You will not have to pay more for buying car worth ₹10 lakh or more as the Kerala High Court has stayed inclusion of Tax Collected at Source (TCS) in the value of supply for GST (Goods & Services Tax) purposes until final disposal of a writ petition.

The issue arose after a circular was issued by the Finance Ministry on December 31, 2018, prescribing the valuation methodology in case of TCS under the Income Tax Act and defining owner of goods related to the GST.

Section 15(2) of the CGST Act specifies that the value of supply shall include any taxes, duties cesses, fees and charges levied under any law for the time being in force other than this Act — the SGST Act, the UTGST Act and the GST (Compensation to States) Act — if charged separately by the supplier;the taxable value for the purposes of the GST shall include the TCS amount collected under the provisions of the Income Tax Act.

This is because the value to be paid to the supplier by the buyer is inclusive of the said TCS.

This means two things: buyers will have to pay more for a car priced over ₹10 lakh and car dealers may have to deposit additional tax due with effect from July 1, 2017.

‘Dealer only an agent’

Pan Automobiles, a Kochi-based dealer, had approached the Kerala High Court for a relief in the matter. The court, in its order, observed that Section 15 of the GST Act speaks of the value of goods and services, besides defining how the value of the supply of shall be reckoned. One of the provisions of the Section mandates that the value of supply shall include any taxes, duties, cesses, fees and charges levied under any other law in force.

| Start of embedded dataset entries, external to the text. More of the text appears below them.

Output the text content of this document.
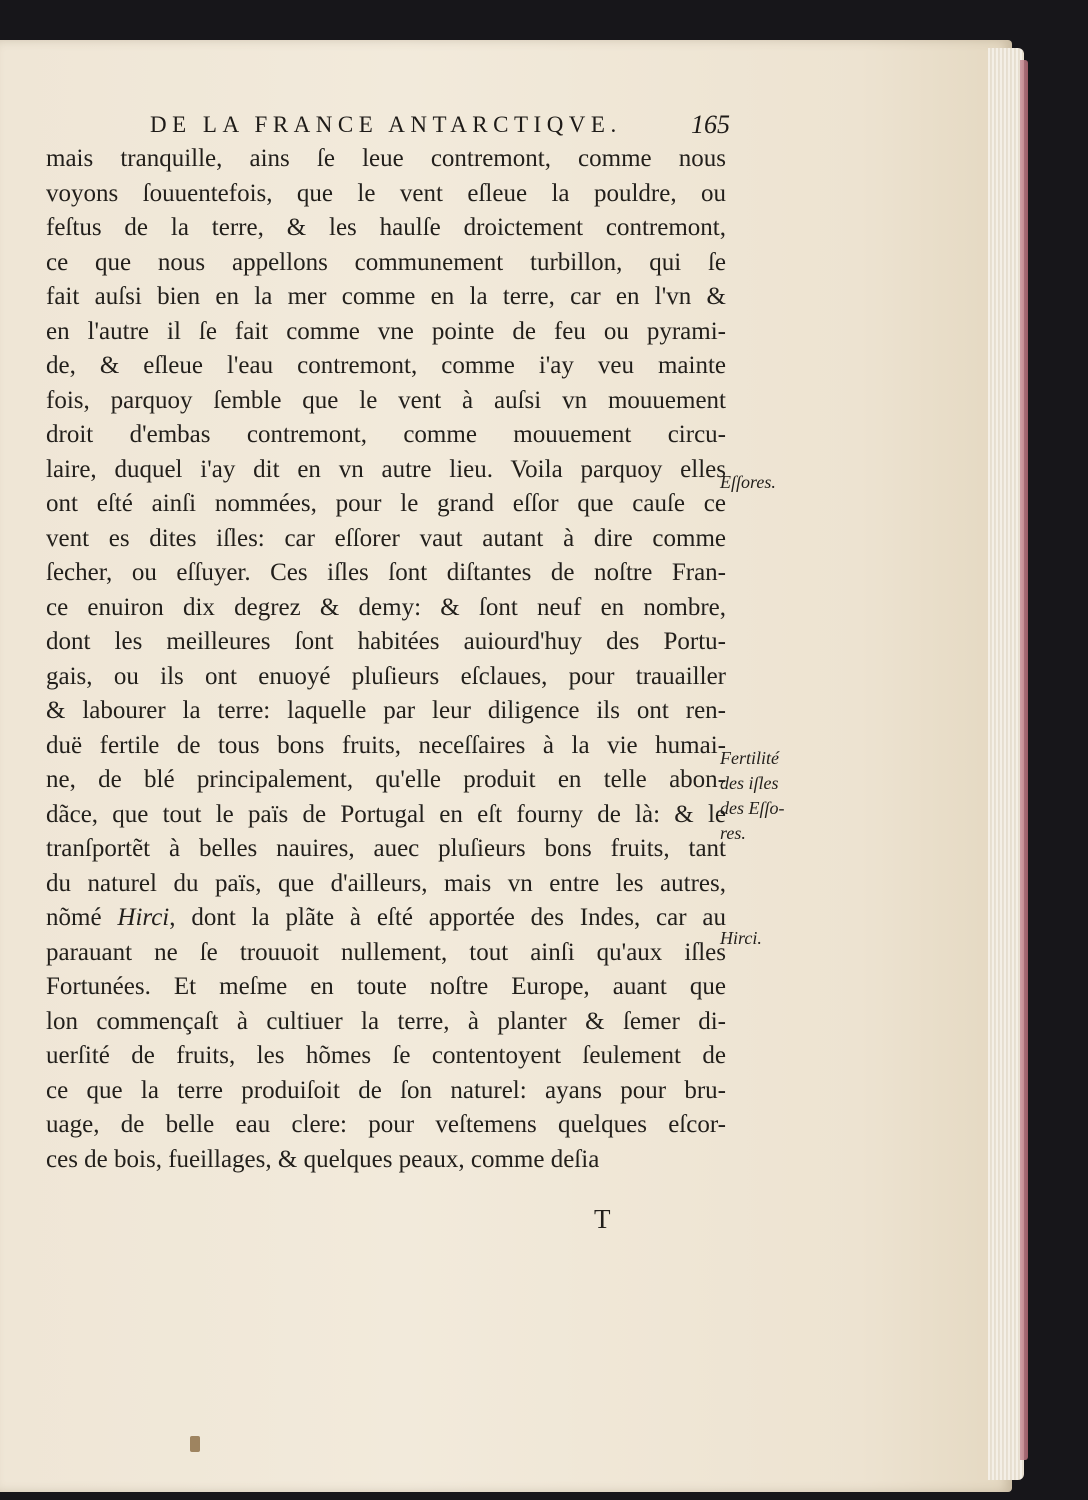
DE LA FRANCE ANTARCTIQVE.	165
mais tranquille, ains ſe leue contremont, comme nous
voyons ſouuentefois, que le vent eſleue la pouldre, ou
feſtus de la terre, & les haulſe droictement contremont,
ce que nous appellons communement turbillon, qui ſe
fait auſsi bien en la mer comme en la terre, car en l'vn &
en l'autre il ſe fait comme vne pointe de feu ou pyrami-
de, & eſleue l'eau contremont, comme i'ay veu mainte
fois, parquoy ſemble que le vent à auſsi vn mouuement
droit d'embas contremont, comme mouuement circu-
laire, duquel i'ay dit en vn autre lieu. Voila parquoy elles
ont eſté ainſi nommées, pour le grand eſſor que cauſe ce
vent es dites iſles: car eſſorer vaut autant à dire comme
ſecher, ou eſſuyer. Ces iſles ſont diſtantes de noſtre Fran-
ce enuiron dix degrez & demy: & ſont neuf en nombre,
dont les meilleures ſont habitées auiourd'huy des Portu-
gais, ou ils ont enuoyé pluſieurs eſclaues, pour trauailler
& labourer la terre: laquelle par leur diligence ils ont ren-
duë fertile de tous bons fruits, neceſſaires à la vie humai-
ne, de blé principalement, qu'elle produit en telle abon-
dãce, que tout le païs de Portugal en eſt fourny de là: & le
tranſportẽt à belles nauires, auec pluſieurs bons fruits, tant
du naturel du païs, que d'ailleurs, mais vn entre les autres,
nõmé Hirci, dont la plãte à eſté apportée des Indes, car au
parauant ne ſe trouuoit nullement, tout ainſi qu'aux iſles
Fortunées. Et meſme en toute noſtre Europe, auant que
lon commençaſt à cultiuer la terre, à planter & ſemer di-
uerſité de fruits, les hõmes ſe contentoyent ſeulement de
ce que la terre produiſoit de ſon naturel: ayans pour bru-
uage, de belle eau clere: pour veſtemens quelques eſcor-
ces de bois, fueillages, & quelques peaux, comme deſia
Eſſores.
Fertilité des iſles des Eſſo- res.
Hirci.
T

The Bench observed that the “the amount of one per cent that the dealer collects from the purchaser of a car worth more than ₹10 lakh under Section 206C (1F) of the Income Tax Act cannot be treated as an integral part of the value of the goods and services supplied by the petitioner.” It also said that the petitioner, as the dealer of the motor vehicle, acts only as an agent for the State to collect the income tax and that amount will eventually go to the purchaser’s credit. It held that the authority will not act on the clarification (inclusion of TCS in the value of supply for GST) pending the disposal of the writ petition.

Abhishek Jain, Tax Partner, EY, said that the court’s direction to stay any actions by the government on inclusion of TCS for the purpose of GST brings a gleam of hope for various industry players, in specific, the automotive industry.

“This issue gained importance after an explicit clarification was issued by the government for inclusion of TCS in the value of supply, with most industry players having adopted a position otherwise,” he said.